Ein historischer Schritt für die EU und die Türkei
4. Oktober 2005Mit dem offiziellen Beginn der Beitrittsverhandlungen mit der Türkei hat die EU einen historischen Schritt gemeistert und ihre eigenen Sicherheitsinteressen in einer besonders wichtigen Region gewahrt. Das umso mehr, weil die Türkei längst nicht mehr wie in Zeiten des Kalten Krieges als NATO-Land die Südostflanke bewacht, sondern eine zentrale Rolle im neuen nah-mittelöstlichen Krisengürtel spielt.
Eine Überforderung wäre kontraproduktiv
Die Verhandlungen haben zwar als Ziel den Beitritt, aber ihr Ergebnis kann nicht garantiert werden. Die Entscheidung darüber, ob eine politisch, wirtschaftlich und gesellschaftlich modernisierte Türkei als Vollmitglied in eine ebenfalls veränderte Europäische Union eintritt oder nicht, steht erst nach vielen Jahren zur Debatte. Eine Überforderung der Türkei zum gegenwärtigen Zeitpunkt ist kontraproduktiv und führt unweigerlich zur Stärkung der nationalistischen Anti-Europäer unter dem türkischen Halbmond.

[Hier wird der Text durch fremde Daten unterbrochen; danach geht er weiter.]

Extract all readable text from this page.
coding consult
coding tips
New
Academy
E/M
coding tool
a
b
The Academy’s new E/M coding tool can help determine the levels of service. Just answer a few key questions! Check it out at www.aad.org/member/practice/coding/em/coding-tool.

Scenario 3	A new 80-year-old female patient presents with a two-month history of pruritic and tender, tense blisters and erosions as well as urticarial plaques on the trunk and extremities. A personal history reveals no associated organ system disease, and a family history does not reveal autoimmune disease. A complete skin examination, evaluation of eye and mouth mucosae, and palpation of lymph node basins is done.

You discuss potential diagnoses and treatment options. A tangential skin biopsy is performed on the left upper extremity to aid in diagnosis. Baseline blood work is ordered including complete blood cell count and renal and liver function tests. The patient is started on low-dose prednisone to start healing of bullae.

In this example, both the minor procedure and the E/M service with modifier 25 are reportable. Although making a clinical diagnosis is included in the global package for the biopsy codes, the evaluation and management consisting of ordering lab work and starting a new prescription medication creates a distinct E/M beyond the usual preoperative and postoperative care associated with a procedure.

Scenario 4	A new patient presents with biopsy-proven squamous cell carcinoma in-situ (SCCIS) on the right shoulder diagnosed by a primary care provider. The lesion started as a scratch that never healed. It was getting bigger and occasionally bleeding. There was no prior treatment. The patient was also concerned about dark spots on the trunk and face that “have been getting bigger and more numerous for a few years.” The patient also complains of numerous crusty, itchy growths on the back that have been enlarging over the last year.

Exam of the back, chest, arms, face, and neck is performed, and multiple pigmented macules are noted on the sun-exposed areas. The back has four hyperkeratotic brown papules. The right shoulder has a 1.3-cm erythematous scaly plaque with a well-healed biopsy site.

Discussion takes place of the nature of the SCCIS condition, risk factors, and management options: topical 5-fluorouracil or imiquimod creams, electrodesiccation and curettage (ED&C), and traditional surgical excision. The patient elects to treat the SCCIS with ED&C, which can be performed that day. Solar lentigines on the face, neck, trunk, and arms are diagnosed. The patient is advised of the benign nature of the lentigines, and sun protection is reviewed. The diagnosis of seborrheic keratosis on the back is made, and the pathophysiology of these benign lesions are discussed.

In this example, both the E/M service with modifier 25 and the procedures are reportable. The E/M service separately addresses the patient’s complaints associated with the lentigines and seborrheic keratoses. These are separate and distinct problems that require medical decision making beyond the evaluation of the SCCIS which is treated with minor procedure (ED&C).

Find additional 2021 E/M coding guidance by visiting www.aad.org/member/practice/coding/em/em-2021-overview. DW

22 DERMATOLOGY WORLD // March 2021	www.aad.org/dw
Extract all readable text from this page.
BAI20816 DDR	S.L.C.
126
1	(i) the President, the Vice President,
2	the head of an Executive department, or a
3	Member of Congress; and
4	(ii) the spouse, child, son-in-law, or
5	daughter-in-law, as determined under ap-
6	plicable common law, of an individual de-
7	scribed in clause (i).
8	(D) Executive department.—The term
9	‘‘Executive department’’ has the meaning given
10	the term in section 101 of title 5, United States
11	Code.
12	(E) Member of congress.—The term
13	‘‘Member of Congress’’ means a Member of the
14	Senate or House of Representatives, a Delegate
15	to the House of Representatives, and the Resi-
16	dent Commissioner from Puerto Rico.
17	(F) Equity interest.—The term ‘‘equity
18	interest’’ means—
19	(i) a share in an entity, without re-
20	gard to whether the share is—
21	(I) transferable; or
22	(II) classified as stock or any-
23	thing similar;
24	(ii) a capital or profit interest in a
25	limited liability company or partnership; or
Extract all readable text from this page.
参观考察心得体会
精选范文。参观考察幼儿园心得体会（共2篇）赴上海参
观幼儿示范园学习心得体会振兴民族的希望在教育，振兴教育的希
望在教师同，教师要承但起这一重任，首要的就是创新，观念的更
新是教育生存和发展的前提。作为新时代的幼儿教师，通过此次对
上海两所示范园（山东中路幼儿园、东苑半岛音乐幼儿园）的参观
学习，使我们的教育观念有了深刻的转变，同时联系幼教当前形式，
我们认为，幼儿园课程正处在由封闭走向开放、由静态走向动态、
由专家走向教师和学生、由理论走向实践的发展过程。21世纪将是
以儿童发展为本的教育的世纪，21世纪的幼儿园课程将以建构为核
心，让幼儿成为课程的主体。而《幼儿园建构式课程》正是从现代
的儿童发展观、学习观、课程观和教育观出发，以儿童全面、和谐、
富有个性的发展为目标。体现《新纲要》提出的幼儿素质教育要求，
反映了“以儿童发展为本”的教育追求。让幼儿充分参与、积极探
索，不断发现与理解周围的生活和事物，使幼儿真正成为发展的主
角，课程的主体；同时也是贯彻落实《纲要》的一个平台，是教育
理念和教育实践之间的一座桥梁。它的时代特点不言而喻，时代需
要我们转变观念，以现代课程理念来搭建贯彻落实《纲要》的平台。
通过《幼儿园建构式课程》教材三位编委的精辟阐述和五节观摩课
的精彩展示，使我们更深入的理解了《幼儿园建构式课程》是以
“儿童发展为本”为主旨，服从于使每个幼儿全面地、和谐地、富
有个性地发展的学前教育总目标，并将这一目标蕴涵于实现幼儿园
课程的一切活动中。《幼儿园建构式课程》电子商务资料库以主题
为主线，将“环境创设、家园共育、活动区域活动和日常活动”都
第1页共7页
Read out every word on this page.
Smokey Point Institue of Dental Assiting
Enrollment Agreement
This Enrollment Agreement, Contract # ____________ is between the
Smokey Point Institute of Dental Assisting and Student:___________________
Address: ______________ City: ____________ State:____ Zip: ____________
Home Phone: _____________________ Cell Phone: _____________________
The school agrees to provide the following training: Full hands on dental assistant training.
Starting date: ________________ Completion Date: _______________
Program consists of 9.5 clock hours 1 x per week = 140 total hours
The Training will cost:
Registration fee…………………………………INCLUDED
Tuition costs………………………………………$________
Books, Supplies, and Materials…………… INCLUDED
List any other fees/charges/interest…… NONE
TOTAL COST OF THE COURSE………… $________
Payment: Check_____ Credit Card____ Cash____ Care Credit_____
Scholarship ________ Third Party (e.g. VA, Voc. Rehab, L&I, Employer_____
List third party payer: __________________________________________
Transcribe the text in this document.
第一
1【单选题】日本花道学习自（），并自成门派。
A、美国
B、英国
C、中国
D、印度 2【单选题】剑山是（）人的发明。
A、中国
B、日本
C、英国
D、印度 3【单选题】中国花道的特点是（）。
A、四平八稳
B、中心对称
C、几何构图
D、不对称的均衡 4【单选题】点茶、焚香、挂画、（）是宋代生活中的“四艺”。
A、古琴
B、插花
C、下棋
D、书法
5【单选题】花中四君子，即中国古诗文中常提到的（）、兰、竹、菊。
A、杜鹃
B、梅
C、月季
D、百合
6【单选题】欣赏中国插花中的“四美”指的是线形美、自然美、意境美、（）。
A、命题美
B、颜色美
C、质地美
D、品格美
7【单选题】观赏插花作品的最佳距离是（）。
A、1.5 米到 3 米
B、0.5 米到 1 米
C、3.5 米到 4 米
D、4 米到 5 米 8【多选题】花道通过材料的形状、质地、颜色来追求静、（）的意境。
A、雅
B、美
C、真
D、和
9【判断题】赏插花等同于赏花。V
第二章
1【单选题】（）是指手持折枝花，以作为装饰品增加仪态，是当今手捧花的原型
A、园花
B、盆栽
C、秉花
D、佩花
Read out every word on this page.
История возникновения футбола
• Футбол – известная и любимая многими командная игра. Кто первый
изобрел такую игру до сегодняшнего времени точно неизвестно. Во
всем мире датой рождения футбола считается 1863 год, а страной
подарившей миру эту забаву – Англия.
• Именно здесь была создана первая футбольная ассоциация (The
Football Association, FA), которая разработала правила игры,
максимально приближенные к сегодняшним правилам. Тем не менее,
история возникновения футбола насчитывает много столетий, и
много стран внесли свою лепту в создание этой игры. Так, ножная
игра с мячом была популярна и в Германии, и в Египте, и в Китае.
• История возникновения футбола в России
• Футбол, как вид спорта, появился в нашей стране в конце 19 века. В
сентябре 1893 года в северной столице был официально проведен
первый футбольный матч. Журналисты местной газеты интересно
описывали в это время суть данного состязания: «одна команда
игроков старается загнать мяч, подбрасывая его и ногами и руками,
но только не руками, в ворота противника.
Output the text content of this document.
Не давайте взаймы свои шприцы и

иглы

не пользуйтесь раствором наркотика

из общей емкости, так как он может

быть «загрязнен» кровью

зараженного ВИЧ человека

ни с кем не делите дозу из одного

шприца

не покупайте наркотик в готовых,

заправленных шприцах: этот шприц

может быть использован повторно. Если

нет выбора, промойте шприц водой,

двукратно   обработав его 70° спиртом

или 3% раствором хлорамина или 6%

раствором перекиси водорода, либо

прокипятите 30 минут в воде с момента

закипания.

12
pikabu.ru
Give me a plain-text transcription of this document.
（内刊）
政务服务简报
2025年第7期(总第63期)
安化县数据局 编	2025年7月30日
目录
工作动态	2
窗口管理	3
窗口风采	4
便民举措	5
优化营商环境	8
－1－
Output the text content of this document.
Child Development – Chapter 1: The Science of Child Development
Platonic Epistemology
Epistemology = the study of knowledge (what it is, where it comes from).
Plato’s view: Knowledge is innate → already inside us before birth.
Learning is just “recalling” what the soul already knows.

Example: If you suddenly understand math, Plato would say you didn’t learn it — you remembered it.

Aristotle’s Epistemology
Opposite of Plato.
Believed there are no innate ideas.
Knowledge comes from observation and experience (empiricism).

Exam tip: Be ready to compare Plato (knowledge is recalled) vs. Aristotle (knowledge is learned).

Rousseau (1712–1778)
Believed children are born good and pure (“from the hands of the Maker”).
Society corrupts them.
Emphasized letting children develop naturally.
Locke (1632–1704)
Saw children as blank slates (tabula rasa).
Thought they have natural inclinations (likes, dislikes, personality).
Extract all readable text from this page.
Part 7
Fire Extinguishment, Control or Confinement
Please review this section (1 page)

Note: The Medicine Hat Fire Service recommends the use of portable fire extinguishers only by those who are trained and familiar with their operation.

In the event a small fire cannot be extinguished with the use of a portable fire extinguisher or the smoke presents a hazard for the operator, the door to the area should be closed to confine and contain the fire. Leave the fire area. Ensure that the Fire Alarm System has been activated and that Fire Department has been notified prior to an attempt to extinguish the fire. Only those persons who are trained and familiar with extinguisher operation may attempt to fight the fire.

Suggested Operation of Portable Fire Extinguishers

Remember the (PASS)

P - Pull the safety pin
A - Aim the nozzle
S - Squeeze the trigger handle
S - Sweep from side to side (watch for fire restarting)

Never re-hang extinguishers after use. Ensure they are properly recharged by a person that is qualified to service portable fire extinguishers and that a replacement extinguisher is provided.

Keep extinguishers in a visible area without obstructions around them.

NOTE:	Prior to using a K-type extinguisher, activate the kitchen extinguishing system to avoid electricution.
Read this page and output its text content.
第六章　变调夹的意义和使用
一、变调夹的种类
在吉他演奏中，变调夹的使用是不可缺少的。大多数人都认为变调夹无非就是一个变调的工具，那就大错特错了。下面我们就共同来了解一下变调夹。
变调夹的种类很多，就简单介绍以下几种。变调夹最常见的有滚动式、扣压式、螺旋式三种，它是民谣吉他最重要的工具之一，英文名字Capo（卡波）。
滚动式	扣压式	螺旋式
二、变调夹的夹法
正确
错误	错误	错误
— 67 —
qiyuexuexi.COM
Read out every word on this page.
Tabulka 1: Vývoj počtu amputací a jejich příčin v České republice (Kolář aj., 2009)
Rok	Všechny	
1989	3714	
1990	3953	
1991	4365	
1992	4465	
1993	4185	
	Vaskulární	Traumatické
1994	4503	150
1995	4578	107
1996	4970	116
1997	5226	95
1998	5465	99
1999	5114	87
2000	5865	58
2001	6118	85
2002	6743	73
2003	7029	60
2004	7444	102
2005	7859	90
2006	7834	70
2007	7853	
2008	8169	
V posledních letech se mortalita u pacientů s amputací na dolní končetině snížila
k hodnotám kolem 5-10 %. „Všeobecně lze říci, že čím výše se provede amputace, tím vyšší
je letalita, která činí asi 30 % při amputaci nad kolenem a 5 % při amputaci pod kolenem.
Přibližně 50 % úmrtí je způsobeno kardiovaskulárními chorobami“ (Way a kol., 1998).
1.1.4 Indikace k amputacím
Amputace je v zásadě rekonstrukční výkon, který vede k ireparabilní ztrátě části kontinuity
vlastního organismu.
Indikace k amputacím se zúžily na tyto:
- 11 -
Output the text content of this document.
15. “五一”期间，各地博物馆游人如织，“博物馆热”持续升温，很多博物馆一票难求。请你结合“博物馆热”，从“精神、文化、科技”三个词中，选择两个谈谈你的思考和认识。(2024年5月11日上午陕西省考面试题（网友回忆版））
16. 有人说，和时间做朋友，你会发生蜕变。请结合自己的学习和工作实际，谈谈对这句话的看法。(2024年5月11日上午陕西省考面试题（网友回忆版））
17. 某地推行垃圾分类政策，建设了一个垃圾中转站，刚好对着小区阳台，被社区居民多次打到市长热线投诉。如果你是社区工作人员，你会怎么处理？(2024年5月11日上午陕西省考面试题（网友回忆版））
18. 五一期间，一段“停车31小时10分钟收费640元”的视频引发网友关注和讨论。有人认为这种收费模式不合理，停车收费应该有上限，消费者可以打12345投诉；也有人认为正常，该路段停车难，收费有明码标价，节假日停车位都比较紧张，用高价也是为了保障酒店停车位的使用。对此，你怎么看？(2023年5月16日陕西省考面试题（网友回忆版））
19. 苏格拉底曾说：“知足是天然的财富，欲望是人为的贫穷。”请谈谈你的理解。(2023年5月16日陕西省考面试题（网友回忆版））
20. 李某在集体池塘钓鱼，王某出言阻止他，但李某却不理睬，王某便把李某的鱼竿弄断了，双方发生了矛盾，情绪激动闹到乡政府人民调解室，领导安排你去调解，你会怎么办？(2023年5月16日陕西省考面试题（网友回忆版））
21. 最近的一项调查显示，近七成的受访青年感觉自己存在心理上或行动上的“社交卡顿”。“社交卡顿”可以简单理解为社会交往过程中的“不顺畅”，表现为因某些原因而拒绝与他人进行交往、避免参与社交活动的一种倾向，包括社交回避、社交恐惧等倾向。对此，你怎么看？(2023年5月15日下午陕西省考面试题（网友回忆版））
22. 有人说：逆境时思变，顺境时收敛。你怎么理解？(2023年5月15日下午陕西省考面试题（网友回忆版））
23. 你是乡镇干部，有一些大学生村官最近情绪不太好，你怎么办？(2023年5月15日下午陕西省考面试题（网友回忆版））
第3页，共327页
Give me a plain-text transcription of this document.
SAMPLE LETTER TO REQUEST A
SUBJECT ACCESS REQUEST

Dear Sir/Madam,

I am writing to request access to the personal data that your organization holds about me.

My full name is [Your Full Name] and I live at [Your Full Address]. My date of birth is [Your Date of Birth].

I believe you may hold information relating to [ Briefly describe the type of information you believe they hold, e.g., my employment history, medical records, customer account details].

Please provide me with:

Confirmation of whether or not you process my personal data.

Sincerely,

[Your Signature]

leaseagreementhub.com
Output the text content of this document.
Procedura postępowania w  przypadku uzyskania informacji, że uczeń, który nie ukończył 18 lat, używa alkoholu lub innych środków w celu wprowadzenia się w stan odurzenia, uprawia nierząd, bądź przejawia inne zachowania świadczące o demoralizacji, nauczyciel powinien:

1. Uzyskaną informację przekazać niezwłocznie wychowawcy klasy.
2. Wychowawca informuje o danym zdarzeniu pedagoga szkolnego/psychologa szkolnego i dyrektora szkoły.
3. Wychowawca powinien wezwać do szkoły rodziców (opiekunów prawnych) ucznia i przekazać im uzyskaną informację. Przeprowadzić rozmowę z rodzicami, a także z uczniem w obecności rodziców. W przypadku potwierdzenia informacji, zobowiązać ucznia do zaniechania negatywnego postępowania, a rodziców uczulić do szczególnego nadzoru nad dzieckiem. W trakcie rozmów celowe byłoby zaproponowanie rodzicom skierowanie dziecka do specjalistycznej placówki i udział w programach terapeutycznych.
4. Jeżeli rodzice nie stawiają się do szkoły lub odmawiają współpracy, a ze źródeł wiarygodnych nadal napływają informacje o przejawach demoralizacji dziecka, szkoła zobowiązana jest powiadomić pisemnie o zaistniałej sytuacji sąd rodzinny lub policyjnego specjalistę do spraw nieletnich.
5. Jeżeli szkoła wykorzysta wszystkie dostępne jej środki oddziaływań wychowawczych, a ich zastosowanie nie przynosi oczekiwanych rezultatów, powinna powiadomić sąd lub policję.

Die Ängste der Europäer vor der Türkei sind ebenso nachvollziehbar und verständlich wie die Furcht der türkischen Bevölkerung vor unüberlegten Schritten in Richtung Europa. Intern hat die Türkei noch viele Hürden zu überspringen. Die regional großen Entwicklungsunterschiede können erst nach vielen Jahren ausgeglichen werden. Wie schwer das ist, weiß allen europäischen Staaten voran Deutschland, das sich um eine Beseitigung der Unterschiede zwischen Ost- und Westdeutschland bemüht und dabei schwere Lasten abtragen muss.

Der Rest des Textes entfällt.